From that IDE down approach, I investigated the DSDP Eclipse project. This initiative seems to be making headway by addressing the many-tools idea. To me it indicates that authors of this project seem to think that integrating a debugger (I use the term broadly) into an IDE should be a debugger-team side task. And because they have published interfaces for this, I would logically seem to expect many tools to implement them. It avoids the use of wire protocols, and defines a set of interfaces to implement via API. They’ve basically opened the gates, and neatly put the solution to external debugger/tools integration into the hands of people who know their development-tool best.

So beyond my individual musings, when I see good work like this - this kind of outreach - I have to ask myself some fundamental questions. Are we in the development-tools community listening to our users? What do they want? Do they want this idea of more stand-alone tools solving specific problems? Are we listening to our own community?

I think the first battlefied for platform adoption is tools.

I took a brief look on Linux at the broad area of development tools.
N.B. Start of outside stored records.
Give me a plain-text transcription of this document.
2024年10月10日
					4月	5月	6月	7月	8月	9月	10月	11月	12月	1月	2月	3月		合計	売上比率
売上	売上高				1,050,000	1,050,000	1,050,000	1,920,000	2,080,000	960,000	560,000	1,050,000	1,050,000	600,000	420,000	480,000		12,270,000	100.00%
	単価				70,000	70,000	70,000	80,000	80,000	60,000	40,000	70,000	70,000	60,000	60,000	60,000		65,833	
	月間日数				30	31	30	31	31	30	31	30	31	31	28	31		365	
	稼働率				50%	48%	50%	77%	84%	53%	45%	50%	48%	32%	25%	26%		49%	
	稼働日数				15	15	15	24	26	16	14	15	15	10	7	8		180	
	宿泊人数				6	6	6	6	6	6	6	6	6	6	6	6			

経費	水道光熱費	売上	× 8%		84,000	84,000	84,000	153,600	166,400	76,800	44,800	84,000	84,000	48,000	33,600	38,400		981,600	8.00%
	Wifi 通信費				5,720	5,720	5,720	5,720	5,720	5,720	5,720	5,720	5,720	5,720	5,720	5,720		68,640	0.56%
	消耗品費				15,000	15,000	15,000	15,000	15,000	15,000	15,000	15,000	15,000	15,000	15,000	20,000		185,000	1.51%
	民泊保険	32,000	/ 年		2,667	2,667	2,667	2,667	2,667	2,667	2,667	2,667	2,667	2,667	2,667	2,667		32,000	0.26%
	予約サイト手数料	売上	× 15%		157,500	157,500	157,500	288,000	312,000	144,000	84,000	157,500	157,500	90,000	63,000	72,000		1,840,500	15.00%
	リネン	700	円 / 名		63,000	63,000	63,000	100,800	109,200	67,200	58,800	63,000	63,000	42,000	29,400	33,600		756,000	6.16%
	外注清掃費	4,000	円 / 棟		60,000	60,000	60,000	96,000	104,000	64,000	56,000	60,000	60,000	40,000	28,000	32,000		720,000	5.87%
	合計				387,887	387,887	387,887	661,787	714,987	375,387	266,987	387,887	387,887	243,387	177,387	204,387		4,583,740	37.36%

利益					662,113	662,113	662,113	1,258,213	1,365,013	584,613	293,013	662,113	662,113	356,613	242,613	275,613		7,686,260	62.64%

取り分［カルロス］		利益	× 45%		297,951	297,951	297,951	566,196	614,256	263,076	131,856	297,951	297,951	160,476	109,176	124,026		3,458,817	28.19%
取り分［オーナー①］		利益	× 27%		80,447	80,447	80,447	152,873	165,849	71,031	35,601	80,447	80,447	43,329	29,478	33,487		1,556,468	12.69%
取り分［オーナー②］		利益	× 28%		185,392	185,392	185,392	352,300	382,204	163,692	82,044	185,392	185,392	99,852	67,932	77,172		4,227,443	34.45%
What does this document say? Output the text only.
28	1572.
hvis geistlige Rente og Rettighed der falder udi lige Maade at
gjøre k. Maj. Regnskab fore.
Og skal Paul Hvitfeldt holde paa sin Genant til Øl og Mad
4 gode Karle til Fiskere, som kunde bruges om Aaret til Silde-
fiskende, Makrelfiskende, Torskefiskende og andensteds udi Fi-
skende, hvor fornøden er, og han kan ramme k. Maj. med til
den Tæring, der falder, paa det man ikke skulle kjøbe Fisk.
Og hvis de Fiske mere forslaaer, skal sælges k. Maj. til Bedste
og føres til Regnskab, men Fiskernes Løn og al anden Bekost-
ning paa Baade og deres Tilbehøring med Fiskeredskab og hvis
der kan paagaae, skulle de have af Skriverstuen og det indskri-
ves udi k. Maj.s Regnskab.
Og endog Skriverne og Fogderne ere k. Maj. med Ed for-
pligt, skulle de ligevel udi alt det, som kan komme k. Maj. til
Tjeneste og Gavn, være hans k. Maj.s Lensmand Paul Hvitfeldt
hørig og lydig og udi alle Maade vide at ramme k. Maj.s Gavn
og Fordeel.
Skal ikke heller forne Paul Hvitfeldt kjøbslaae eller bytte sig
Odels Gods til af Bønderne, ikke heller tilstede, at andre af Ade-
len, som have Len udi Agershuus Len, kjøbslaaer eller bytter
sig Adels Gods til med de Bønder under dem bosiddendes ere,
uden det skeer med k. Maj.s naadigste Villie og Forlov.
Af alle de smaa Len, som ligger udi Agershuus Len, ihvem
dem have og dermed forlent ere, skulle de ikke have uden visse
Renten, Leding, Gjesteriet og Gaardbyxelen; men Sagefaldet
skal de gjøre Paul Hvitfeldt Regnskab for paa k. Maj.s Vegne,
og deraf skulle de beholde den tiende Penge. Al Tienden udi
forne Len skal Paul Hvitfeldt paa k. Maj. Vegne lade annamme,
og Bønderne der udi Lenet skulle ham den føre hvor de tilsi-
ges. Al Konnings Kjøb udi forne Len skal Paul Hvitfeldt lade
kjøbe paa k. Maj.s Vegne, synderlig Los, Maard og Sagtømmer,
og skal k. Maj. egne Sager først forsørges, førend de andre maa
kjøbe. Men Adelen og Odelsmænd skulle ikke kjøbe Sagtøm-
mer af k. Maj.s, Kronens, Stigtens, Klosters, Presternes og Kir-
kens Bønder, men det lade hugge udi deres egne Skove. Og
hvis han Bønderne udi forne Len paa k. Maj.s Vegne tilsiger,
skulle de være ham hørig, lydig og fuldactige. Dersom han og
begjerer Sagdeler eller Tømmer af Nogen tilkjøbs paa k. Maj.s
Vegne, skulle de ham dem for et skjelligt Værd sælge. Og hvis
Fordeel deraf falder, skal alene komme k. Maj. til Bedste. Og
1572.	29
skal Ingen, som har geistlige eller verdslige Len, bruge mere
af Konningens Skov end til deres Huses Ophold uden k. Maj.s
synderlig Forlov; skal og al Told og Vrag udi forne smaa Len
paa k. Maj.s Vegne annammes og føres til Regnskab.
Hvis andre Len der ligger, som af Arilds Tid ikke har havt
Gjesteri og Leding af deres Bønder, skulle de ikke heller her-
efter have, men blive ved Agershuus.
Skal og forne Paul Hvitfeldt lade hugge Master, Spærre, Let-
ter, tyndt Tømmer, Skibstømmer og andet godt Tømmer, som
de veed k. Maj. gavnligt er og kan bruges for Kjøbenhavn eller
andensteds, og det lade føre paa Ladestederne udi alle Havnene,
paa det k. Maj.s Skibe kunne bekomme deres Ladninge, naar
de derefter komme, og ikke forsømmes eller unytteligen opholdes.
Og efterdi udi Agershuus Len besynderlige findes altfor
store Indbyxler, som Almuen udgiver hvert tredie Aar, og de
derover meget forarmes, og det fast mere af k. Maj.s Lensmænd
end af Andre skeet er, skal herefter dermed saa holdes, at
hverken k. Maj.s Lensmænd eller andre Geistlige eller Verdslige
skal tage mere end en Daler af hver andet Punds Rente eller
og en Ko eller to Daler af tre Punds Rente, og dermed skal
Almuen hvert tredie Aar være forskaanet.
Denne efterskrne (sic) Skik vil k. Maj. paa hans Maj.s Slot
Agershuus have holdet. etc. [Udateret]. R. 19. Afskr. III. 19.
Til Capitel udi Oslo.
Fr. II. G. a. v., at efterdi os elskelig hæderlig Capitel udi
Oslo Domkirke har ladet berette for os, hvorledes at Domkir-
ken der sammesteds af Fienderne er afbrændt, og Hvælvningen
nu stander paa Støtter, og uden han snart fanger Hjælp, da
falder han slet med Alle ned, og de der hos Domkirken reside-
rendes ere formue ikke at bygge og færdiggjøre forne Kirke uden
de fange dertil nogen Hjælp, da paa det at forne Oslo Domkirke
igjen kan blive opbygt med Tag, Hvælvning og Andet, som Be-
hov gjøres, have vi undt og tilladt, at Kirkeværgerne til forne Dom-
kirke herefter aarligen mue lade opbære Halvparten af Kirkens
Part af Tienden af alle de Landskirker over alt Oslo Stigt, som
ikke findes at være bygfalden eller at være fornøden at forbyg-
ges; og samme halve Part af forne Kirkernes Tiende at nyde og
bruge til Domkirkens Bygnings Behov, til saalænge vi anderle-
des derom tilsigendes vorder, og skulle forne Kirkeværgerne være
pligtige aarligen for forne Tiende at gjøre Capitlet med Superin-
And I was really impressed at the quality of fantastic tools like Systemtap, Valgrind, Oprofile, and many other problem-domain solvers out there. These tools are already helping programmers solve problems that conventional debuggers either did imperfectly, or not at all. And because they are more problem-specific they have a different approach to the monumental scaling difficulties of the one monolithic debugger. This is good stuff, and I really like the range of services offered to the developer here.

So with all that in mind, and as I look out on the development tool horizon, I ask myself on the commonality of my work. Should I be attempting to write the hardware watchpoints to be as common and modular as possible, so that more tools can use it? Is this a domain-specific Frysk problem? Is such a generic rendering of the code fool-hardy? And what about language barriers? If the problem space of software forensic, fault-detection and remediation continues to trend this way, we should all be asking ourselves those questions.